Here’s an interesting debate via The New York Times today: how important are the legal particulars of those termination notices that every employee dreads? You know, the ones in which you promise not to “disparage” the folks who just fired you?
Writer Will Blythe lost his job at Byliner but refused to sign the subsequent agreement and claim his severance package.
Why? He is not insane. It’s more about the principle of the thing, because what does “You agree that you will never make any negative or disparaging statements (orally or in writing) about the Company or its stockholders, directors, officers, employees, products, services or business practices, except as required by law” even mean?
This is kind of a big deal for PR, because we’re all familiar with the word “disgruntled.”
Blythe’s point is that the law isn’t clear on the meaning of the word “disparage” and that few related claims would hold up in court. Some states specifically “suggest” that suspect statements must be both unflattering and false in order to qualify.

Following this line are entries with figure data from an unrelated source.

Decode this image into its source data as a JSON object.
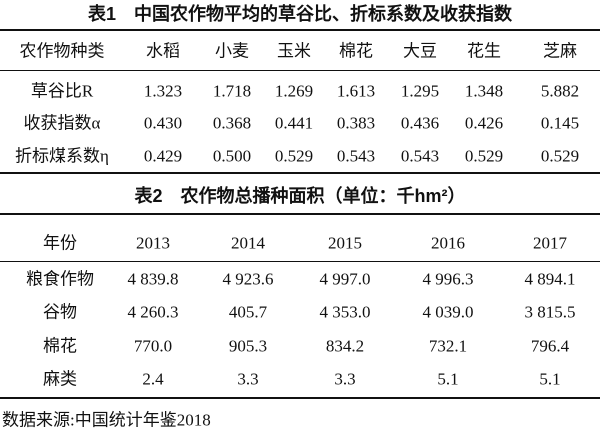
{
  "table1": {
    "title": "表1　中国农作物平均的草谷比、折标系数及收获指数",
    "header": [
      "农作物种类",
      "水稻",
      "小麦",
      "玉米",
      "棉花",
      "大豆",
      "花生",
      "芝麻"
    ],
    "rows": [
      [
        "草谷比R",
        "1.323",
        "1.718",
        "1.269",
        "1.613",
        "1.295",
        "1.348",
        "5.882"
      ],
      [
        "收获指数α",
        "0.430",
        "0.368",
        "0.441",
        "0.383",
        "0.436",
        "0.426",
        "0.145"
      ],
      [
        "折标煤系数η",
        "0.429",
        "0.500",
        "0.529",
        "0.543",
        "0.543",
        "0.529",
        "0.529"
      ]
    ]
  },
  "table2": {
    "title": "表2　农作物总播种面积（单位：千hm²）",
    "header": [
      "年份",
      "2013",
      "2014",
      "2015",
      "2016",
      "2017"
    ],
    "rows": [
      [
        "粮食作物",
        "4 839.8",
        "4 923.6",
        "4 997.0",
        "4 996.3",
        "4 894.1"
      ],
      [
        "谷物",
        "4 260.3",
        "405.7",
        "4 353.0",
        "4 039.0",
        "3 815.5"
      ],
      [
        "棉花",
        "770.0",
        "905.3",
        "834.2",
        "732.1",
        "796.4"
      ],
      [
        "麻类",
        "2.4",
        "3.3",
        "3.3",
        "5.1",
        "5.1"
      ]
    ]
  },
  "source": "数据来源:中国统计年鉴2018"
}
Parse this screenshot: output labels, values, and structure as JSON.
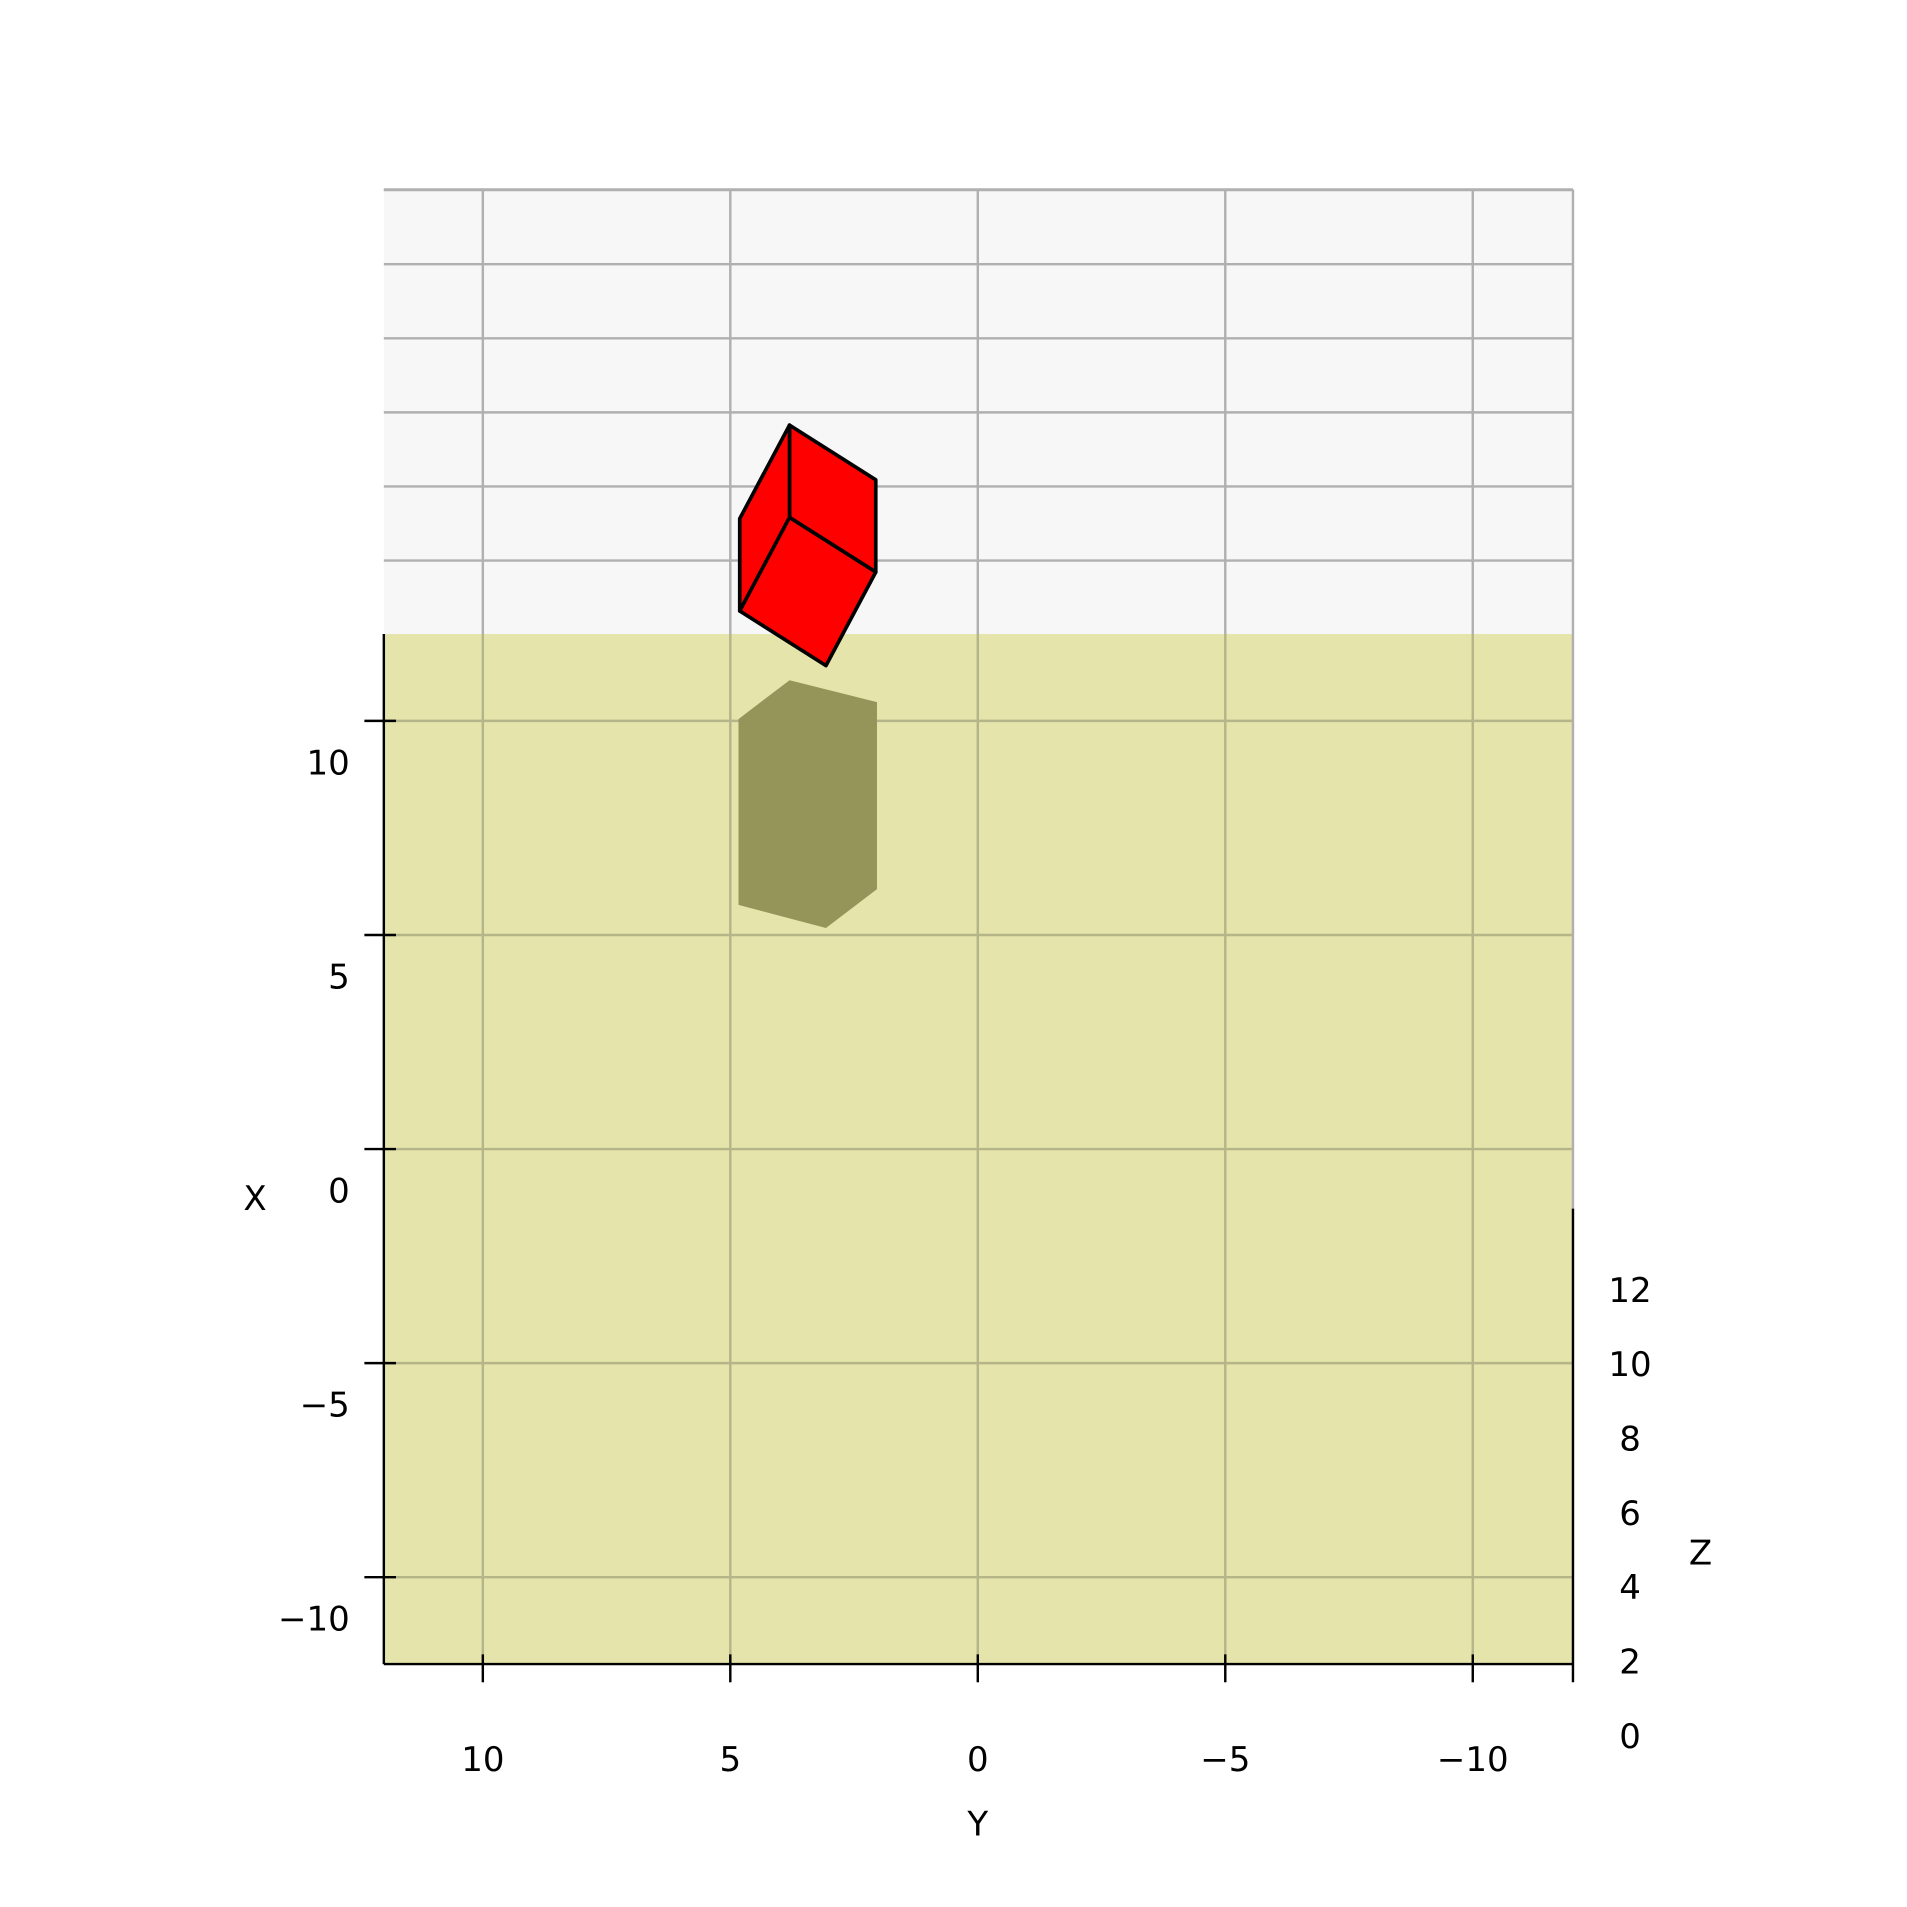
{
  "chart_data": {
    "type": "3d-voxel",
    "title": "",
    "xlabel": "X",
    "ylabel": "Y",
    "zlabel": "Z",
    "x_ticks": [
      10,
      5,
      0,
      -5,
      -10
    ],
    "x_tick_labels": [
      "10",
      "5",
      "0",
      "−5",
      "−10"
    ],
    "y_ticks": [
      10,
      5,
      0,
      -5,
      -10
    ],
    "y_tick_labels": [
      "10",
      "5",
      "0",
      "−5",
      "−10"
    ],
    "z_ticks": [
      12,
      10,
      8,
      6,
      4,
      2,
      0
    ],
    "z_tick_labels": [
      "12",
      "10",
      "8",
      "6",
      "4",
      "2",
      "0"
    ],
    "xlim": [
      -12,
      12
    ],
    "ylim": [
      -12,
      12
    ],
    "grid": true,
    "objects": [
      {
        "type": "cube",
        "color": "#ff0000",
        "edge_color": "#000000",
        "approx_x": [
          5.2,
          10.9
        ],
        "approx_y": [
          2.0,
          4.8
        ]
      }
    ],
    "shadow_color": "#95955a",
    "floor_color": "#e5e4ab",
    "wall_color": "#f7f7f7",
    "grid_color": "#b0b0b0"
  }
}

But how do we interpret this agreement? Can an employee fired from a firm say nothing about said firm, in public or in private? And how would the firm retaliate if he/she did?
These are rhetorical questions, because we can’t imagine that any major firms would refrain from giving these documents to departing employees.
But we still think they’re worth considering. As Blythe writes, ” if a company isn’t strong enough to be reproached, then it simply isn’t strong enough, period.”